Modern Times Group (MTG) said that its Nordic pay TV operations and acquisitions are driving revenue and earnings growth, despite “soft advertising markets and ongoing investments.”
Announcing its quarterly earnings, MTG said that in Q2 it delivered the highest quarterly sales in the group’s history and also recorded higher operating profits than last year.
The firm said that it benefitted from a combination of on- and off-line advertising, subscription and content production businesses, allowing it to successfully monetise “rising video consumption levels.” With its Viaplay service it is also capitalising on the shift from linear to on-demand viewing.
“Both Viaplay in the Nordics and our emerging market wholesale channel business performed well in the quarter, and our results were boosted by the content production business,” said MTG president and CEO Jørgen Madsen Lindeman.
“TV advertising market development remains mixed but we grew our online advertising revenues in all markets. We continue to adjust our cost bases to the market development, and to maximise the earnings potential in our traditional businesses so that we can prioritise investments in future growth.
Among the significant events detailed for the quarter was MTG’s Nordic content deal with Sony Pictures Television, the launch of its TV1000 Russian Kino movie channel in Isreal and its acquisition of youth media brand Trace.
Net sales were up 13% at constant FX and up 3% on an organic basis to SEK4.1 billion (€444 million). EBIT before associated company income and non-recurring items were SEK472 million, up from SEK465 million last year.

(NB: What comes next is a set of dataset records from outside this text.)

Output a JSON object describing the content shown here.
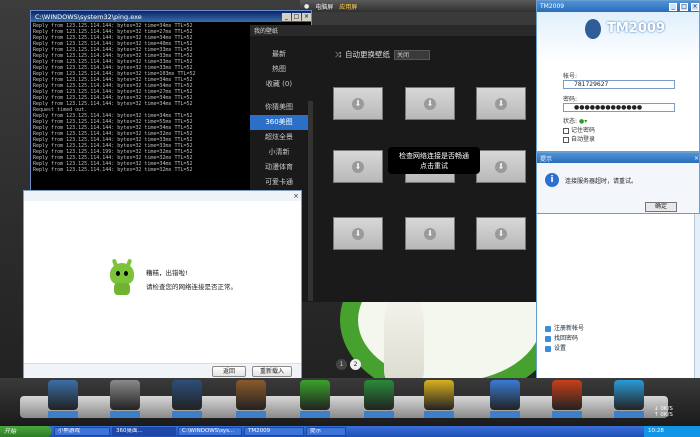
{
  "topbar": {
    "items": [
      "电脑屏",
      "应用屏"
    ],
    "active_index": 1
  },
  "cmd": {
    "title": "C:\\WINDOWS\\system32\\ping.exe",
    "lines": [
      "Reply from 123.125.114.144: bytes=32 time=34ms TTL=52",
      "Reply from 123.125.114.144: bytes=32 time=27ms TTL=52",
      "Reply from 123.125.114.144: bytes=32 time=34ms TTL=52",
      "Reply from 123.125.114.144: bytes=32 time=40ms TTL=52",
      "Reply from 123.125.114.144: bytes=32 time=33ms TTL=52",
      "Reply from 123.125.114.144: bytes=32 time=33ms TTL=52",
      "Reply from 123.125.114.144: bytes=32 time=33ms TTL=52",
      "Reply from 123.125.114.144: bytes=32 time=33ms TTL=52",
      "Reply from 123.125.114.144: bytes=32 time=103ms TTL=52",
      "Reply from 123.125.114.144: bytes=32 time=34ms TTL=52",
      "Reply from 123.125.114.144: bytes=32 time=34ms TTL=52",
      "Reply from 123.125.114.144: bytes=32 time=27ms TTL=52",
      "Reply from 123.125.114.144: bytes=32 time=34ms TTL=52",
      "Reply from 123.125.114.144: bytes=32 time=34ms TTL=52",
      "Request timed out.",
      "Reply from 123.125.114.144: bytes=32 time=34ms TTL=52",
      "Reply from 123.125.114.144: bytes=32 time=55ms TTL=52",
      "Reply from 123.125.114.144: bytes=32 time=34ms TTL=52",
      "Reply from 123.125.114.144: bytes=32 time=32ms TTL=52",
      "Reply from 123.125.114.144: bytes=32 time=33ms TTL=52",
      "Reply from 123.125.114.144: bytes=32 time=33ms TTL=52",
      "Reply from 123.125.114.199: bytes=32 time=32ms TTL=52",
      "Reply from 123.125.114.144: bytes=32 time=32ms TTL=52",
      "Reply from 123.125.114.144: bytes=32 time=34ms TTL=52",
      "Reply from 123.125.114.144: bytes=32 time=32ms TTL=52"
    ]
  },
  "wallpaper": {
    "title": "我的壁纸",
    "nav": [
      "最新",
      "热图",
      "收藏 (0)",
      "",
      "你猜美图",
      "360美图",
      "超炫全景",
      "小清新",
      "动漫体育",
      "可爱卡通"
    ],
    "selected_nav_index": 5,
    "auto_change_label": "自动更换壁纸",
    "auto_change_value": "关闭",
    "network_msg_line1": "检查网络连接是否畅通",
    "network_msg_line2": "点击重试"
  },
  "qq": {
    "title": "TM2009",
    "logo": "TM2009",
    "account_label": "帐号:",
    "account_value": "781729627",
    "password_label": "密码:",
    "password_value": "●●●●●●●●●●●●●",
    "status_label": "状态:",
    "remember_label": "记住密码",
    "autologin_label": "自动登录",
    "links": [
      "注册新帐号",
      "找回密码",
      "设置"
    ],
    "title_btns": [
      "_",
      "□",
      "×"
    ]
  },
  "tip": {
    "title": "提示",
    "message": "连接服务器超时，请重试。",
    "ok_label": "确定",
    "close": "×"
  },
  "error": {
    "close": "×",
    "msg1": "糟糕，出错啦!",
    "msg2": "请检查您的网络连接是否正常。",
    "back_label": "返回",
    "reload_label": "重新载入"
  },
  "pager": [
    "1",
    "2"
  ],
  "dock": {
    "items": [
      {
        "label": "",
        "color": "#3b6ea8"
      },
      {
        "label": "",
        "color": "#8a8a8a"
      },
      {
        "label": "",
        "color": "#2c4f7a"
      },
      {
        "label": "",
        "color": "#8b5a2b"
      },
      {
        "label": "",
        "color": "#3aa32a"
      },
      {
        "label": "",
        "color": "#2a8a3a"
      },
      {
        "label": "",
        "color": "#d8b020"
      },
      {
        "label": "",
        "color": "#3a7bd5"
      },
      {
        "label": "",
        "color": "#c8401a"
      },
      {
        "label": "",
        "color": "#2b9ad8"
      }
    ],
    "speed_down": "0K/S",
    "speed_up": "0K/S"
  },
  "taskbar": {
    "start": "开始",
    "tasks": [
      "小熊游戏",
      "360桌面...",
      "C:\\WINDOWS\\sys...",
      "TM2009",
      "提示"
    ],
    "active_index": 1,
    "tray": "10:28"
  }
}
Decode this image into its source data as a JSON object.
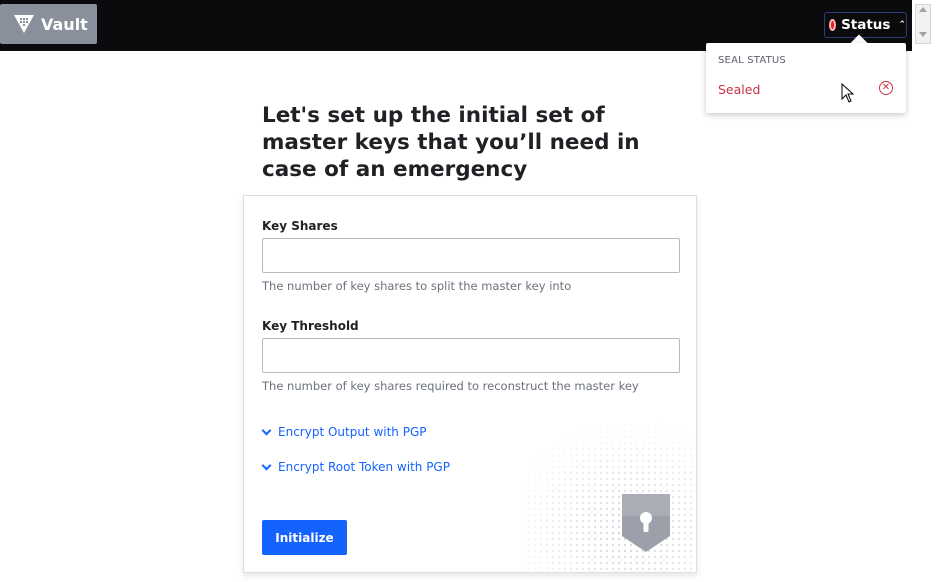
{
  "nav": {
    "brand_label": "Vault",
    "status_label": "Status",
    "status_color": "#e52228"
  },
  "seal_dropdown": {
    "heading": "SEAL STATUS",
    "value": "Sealed",
    "value_color": "#c73445"
  },
  "page": {
    "headline": "Let's set up the initial set of master keys that you’ll need in case of an emergency"
  },
  "form": {
    "key_shares": {
      "label": "Key Shares",
      "value": "",
      "help": "The number of key shares to split the master key into"
    },
    "key_threshold": {
      "label": "Key Threshold",
      "value": "",
      "help": "The number of key shares required to reconstruct the master key"
    },
    "toggles": [
      {
        "label": "Encrypt Output with PGP"
      },
      {
        "label": "Encrypt Root Token with PGP"
      }
    ],
    "submit_label": "Initialize",
    "accent_color": "#1563ff"
  }
}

However, net income was down
to SEK307 million, compared to SEK376 million in the same quarter last year.
Looking forward, Lindemann said: “Advertising spending trends across our 11 free-TV markets are mixed but we will continue to adjust our investments accordingly and to grow our online shares.” He added that MTG is currently analysing Russia’s proposed ban on advertising on pay-TV channels from 2015.